There is a huge segment of the Muslim population here who participates in the fast (though no one can even guesstimate a number), so I had plenty of company in experiencing my hunger pangs, though we don't share a similar language or culture. And second, wow, our interpreters told us that Ramazan gives them a feeling of tranquility and cleansing, but I really had no idea until I tried it (for one day...which I think may be my limit).

From the time I woke up at about 7am until the time we left work around noon, I didn't really notice that anything was missing, and I mysteriously never experienced the wild mood swings that usually correspond with several hours of not eating. I got back to my room at about 1pm and my mind just somehow felt sharper than usual. I breezed through a bunch of work tasks, created a great going away certificate for someone who departs tomorrow (while indulging in my in-room spa to include a facial and painting my toenails), watched two TV shows, then just relaxed and waited for the clock to strike seven. (Be yourself).

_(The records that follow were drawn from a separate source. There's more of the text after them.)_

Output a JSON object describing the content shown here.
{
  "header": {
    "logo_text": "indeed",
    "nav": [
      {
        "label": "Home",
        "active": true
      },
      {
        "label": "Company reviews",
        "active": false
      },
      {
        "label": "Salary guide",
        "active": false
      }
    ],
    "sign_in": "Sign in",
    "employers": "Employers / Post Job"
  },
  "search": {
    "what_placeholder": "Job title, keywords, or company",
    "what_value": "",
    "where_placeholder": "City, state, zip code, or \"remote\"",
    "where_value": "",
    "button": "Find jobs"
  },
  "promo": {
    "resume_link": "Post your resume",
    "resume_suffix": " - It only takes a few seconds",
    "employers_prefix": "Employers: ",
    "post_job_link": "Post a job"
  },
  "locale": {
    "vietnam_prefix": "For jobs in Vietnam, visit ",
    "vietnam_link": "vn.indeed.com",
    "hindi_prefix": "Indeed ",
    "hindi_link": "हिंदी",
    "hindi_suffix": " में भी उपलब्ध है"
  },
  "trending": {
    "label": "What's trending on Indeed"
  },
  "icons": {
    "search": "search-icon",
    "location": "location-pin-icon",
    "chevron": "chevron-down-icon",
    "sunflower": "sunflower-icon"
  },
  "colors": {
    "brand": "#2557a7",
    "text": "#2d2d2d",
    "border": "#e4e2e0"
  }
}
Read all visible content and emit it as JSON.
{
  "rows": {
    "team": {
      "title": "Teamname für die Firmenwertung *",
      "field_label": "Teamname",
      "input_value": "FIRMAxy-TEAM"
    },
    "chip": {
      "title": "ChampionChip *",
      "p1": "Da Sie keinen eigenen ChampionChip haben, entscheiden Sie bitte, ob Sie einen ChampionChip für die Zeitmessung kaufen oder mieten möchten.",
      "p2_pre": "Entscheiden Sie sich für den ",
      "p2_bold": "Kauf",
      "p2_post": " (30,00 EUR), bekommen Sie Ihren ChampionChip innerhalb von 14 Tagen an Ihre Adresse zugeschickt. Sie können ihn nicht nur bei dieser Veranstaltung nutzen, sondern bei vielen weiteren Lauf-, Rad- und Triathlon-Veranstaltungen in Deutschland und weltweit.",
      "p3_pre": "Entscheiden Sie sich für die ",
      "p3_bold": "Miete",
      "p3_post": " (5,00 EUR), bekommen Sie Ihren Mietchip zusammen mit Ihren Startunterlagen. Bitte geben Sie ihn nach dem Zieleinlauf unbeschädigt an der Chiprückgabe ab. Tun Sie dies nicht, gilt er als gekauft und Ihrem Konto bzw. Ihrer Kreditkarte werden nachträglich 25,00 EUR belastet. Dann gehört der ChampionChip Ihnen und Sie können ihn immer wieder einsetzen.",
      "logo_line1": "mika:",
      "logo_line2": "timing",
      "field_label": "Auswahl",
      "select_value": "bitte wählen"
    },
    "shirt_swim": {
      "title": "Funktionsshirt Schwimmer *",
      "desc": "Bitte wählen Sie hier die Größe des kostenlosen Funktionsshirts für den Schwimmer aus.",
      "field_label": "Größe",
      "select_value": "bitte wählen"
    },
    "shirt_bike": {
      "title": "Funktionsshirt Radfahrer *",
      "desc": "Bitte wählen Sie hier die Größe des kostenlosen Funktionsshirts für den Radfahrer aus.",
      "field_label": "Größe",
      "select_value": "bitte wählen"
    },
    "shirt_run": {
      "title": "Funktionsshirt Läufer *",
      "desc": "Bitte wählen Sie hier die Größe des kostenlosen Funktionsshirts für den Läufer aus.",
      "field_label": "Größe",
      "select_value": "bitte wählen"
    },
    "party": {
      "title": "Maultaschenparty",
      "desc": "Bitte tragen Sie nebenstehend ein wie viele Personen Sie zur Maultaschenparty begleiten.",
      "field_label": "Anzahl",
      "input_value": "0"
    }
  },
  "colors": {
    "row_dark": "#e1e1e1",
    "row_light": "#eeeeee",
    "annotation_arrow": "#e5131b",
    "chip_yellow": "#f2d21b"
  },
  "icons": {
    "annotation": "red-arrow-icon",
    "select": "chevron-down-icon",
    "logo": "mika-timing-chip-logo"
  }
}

My Ramazan fast gave me more introspection and clarity of mind than I've had in years. Maybe more like a decade. And the zen moments came as a direct result of my conscious effort not to overexert myself today, because frankly, August in Afghanistan is hot. No food and water for almost 19 hours can be dangerous if not executed carefully. So I was careful...much moreso than usual. (Be alert).

I can't say that my dining facility meal of grilled chicken, rice, and Afghan-style vegetables was worth waiting for, but knowing that my body is capable of handling that type of stress was a good reassurance that I can handle much more than I give myself credit for. In a way, I followed everyone's two great words of advice...which will be most helpful now that I have a new role as the team leader for a multi-service team that travels outside-the-wire almost every single day. Didn't see that coming!

And while growing hungry was initially a way to demonstrate my respect of the culture to my Afghan counterpart, it turned out in the end to be one of my favorite, most peaceful experiences in Afghanistan yet.

1 comment:

  1. Getting a little religious here but I believe that an occasional fast is very good for you. (In the LDS church we do it once a month for 24 hours.) I believe the concept comes from the same place as lent, it's just abstinence from all food rather than a single thing. It's a good time to focus on something other than food, a good way to remind ourselves of the needs of our bodies versus the needs of our minds and our spirits and, for me, a good way to remind me of my dependance on God.

    I would be interested to try it for an extended period like Ramazan. (Which I've always heard/seen spelled Ramadan BTW, what's up with that?) Good for you for trying it.